What I Have
I have a variable size XML document that needs to be parsed on MSSQL 2008 R2 that looks like this:
<data item_id_type="1" cfgid="{4F5BBD5E-72ED-4201-B741-F6C8CC89D8EB}" has_data_event="False">
<item name="1">
<field id="{EA032B25-19F1-4C1B-BDDE-3113542D13A5}" type="2">0.506543009706267</field>
<field id="{71014ACB-571B-4C72-9C9B-05458B11335F}" type="2">-0.79500402346138</field>
<field id="{740C36E9-1988-413E-A1D5-B3E5B4405B45}" type="2">0.0152649050024924</field>
</item>
<item name="2">
<field id="{EA032B25-19F1-4C1B-BDDE-3113542D13A5}" type="2">0.366096802804087</field>
<field id="{71014ACB-571B-4C72-9C9B-05458B11335F}" type="2">-0.386642801354842</field>
<field id="{740C36E9-1988-413E-A1D5-B3E5B4405B45}" type="2">0.031671174184115</field>
</item>
</data>
.
What I Want
I need to transform it into a regular table type dataset that looks like this:
item_name field_id field_type field_value
--------- ------------------------------------ ----------- ---------------
1 EA032B25-19F1-4C1B-BDDE-3113542D13A5 2 0.5065430097062
1 71014ACB-571B-4C72-9C9B-05458B11335F 2 -0.795004023461
1 740C36E9-1988-413E-A1D5-B3E5B4405B45 2 0.0152649050024
2 EA032B25-19F1-4C1B-BDDE-3113542D13A5 2 0.3660968028040
2 71014ACB-571B-4C72-9C9B-05458B11335F 2 -0.386642801354
2 740C36E9-1988-413E-A1D5-B3E5B4405B45 2 0.0316711741841
3 EA032B25-19F1-4C1B-BDDE-3113542D13A5 2 0.8839620369590
3 71014ACB-571B-4C72-9C9B-05458B11335F 2 -0.781459993268
3 740C36E9-1988-413E-A1D5-B3E5B4405B45 2 0.2284423515729
.
What Works
This cross apply
query creates the desired output:
create table #temp (x xml)
insert into #temp (x)
values ('
<data item_id_type="1" cfgid="{4F5BBD5E-72ED-4201-B741-F6C8CC89D8EB}" has_data_event="False">
<item name="1">
<field id="{EA032B25-19F1-4C1B-BDDE-3113542D13A5}" type="2">0.506543009706267</field>
<field id="{71014ACB-571B-4C72-9C9B-05458B11335F}" type="2">-0.79500402346138</field>
<field id="{740C36E9-1988-413E-A1D5-B3E5B4405B45}" type="2">0.0152649050024924</field>
</item>
<item name="2">
<field id="{EA032B25-19F1-4C1B-BDDE-3113542D13A5}" type="2">0.366096802804087</field>
<field id="{71014ACB-571B-4C72-9C9B-05458B11335F}" type="2">-0.386642801354842</field>
<field id="{740C36E9-1988-413E-A1D5-B3E5B4405B45}" type="2">0.031671174184115</field>
</item>
<item name="3">
<field id="{EA032B25-19F1-4C1B-BDDE-3113542D13A5}" type="2">0.883962036959074</field>
<field id="{71014ACB-571B-4C72-9C9B-05458B11335F}" type="2">-0.781459993268713</field>
<field id="{740C36E9-1988-413E-A1D5-B3E5B4405B45}" type="2">0.228442351572923</field>
</item>
</data>
')
select c.value('(../@name)','varchar(5)') as item_name
,c.value('(@id)','uniqueidentifier') as field_id
,c.value('(@type)','int') as field_type
,c.value('(.)','nvarchar(15)') as field_value
from #temp cross apply
#temp.x.nodes('/data/item/field') as y(c)
drop table #temp
.
Problem
When there are a few hundred (or fewer) <item>
elements in the XML, the query performs just fine.
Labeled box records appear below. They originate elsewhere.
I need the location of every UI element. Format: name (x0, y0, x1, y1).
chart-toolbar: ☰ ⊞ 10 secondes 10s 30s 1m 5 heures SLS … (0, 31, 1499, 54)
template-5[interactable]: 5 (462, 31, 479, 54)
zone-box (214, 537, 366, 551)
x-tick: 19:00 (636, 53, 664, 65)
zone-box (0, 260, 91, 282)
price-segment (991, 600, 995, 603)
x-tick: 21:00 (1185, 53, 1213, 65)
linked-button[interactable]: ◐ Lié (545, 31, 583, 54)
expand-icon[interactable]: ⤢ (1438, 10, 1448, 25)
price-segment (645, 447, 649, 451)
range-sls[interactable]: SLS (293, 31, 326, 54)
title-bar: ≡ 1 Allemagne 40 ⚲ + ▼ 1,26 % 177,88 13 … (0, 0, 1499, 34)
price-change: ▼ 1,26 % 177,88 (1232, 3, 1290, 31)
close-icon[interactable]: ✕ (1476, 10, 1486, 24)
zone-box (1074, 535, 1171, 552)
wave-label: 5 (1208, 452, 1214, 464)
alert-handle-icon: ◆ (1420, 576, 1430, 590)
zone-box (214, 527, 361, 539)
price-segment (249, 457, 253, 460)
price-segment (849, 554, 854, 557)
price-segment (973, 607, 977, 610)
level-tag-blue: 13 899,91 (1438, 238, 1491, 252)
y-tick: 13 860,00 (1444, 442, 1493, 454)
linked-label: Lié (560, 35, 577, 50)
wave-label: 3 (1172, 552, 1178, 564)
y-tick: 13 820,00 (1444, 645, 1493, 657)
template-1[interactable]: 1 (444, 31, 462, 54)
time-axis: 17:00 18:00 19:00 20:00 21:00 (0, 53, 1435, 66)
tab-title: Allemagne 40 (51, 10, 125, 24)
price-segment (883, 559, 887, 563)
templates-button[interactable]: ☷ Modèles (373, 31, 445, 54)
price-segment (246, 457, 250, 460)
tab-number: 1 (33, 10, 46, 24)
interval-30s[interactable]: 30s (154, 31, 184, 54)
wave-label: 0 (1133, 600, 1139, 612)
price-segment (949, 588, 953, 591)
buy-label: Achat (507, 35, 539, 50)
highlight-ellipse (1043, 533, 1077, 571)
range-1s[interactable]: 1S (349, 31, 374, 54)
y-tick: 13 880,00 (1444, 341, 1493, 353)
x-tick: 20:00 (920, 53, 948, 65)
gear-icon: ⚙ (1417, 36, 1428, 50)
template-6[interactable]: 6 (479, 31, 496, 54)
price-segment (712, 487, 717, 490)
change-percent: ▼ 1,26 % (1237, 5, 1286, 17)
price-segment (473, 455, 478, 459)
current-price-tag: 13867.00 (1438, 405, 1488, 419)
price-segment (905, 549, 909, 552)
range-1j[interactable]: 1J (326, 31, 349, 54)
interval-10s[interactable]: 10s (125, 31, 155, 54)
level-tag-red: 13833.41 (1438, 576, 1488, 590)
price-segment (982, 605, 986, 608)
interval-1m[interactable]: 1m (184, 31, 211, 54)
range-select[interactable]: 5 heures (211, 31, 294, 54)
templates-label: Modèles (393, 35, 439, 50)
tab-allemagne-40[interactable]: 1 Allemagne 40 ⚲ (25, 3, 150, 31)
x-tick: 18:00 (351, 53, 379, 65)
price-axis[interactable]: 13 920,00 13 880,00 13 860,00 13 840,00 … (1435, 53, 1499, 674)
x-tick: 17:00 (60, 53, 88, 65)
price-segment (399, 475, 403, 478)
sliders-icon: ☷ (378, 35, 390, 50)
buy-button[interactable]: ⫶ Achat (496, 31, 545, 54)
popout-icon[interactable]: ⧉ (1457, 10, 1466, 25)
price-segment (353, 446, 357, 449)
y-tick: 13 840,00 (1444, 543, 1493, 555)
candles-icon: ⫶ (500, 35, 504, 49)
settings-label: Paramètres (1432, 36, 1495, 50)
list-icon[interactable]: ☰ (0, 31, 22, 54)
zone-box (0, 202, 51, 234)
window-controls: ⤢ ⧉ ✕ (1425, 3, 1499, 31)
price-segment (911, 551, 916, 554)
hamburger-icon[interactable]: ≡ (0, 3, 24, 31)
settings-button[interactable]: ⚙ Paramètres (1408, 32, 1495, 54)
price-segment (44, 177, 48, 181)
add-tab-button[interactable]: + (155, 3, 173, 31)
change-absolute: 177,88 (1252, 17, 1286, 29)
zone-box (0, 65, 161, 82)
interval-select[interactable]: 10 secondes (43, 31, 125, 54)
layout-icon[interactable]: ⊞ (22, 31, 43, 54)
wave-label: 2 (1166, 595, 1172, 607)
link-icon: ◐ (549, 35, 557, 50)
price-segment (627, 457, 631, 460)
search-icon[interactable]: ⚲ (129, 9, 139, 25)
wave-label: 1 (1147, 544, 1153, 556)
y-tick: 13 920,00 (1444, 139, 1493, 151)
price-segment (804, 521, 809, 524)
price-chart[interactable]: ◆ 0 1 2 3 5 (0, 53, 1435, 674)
However, when there are 1,000 <item>
elements, it takes 24 seconds to finish returning the rows in SSMS. When there are 6,500 <item>
elements, it takes about 20 minutes to run the cross apply
query. We could have 10-20,000 <item>
elements.
.
Questions
What makes the cross apply
query perform so poorly on this simple XML document, and perform exponentially slower as the dataset grows?
Is there a more efficient way to transform the XML document into the tabular dataset (in SQL)?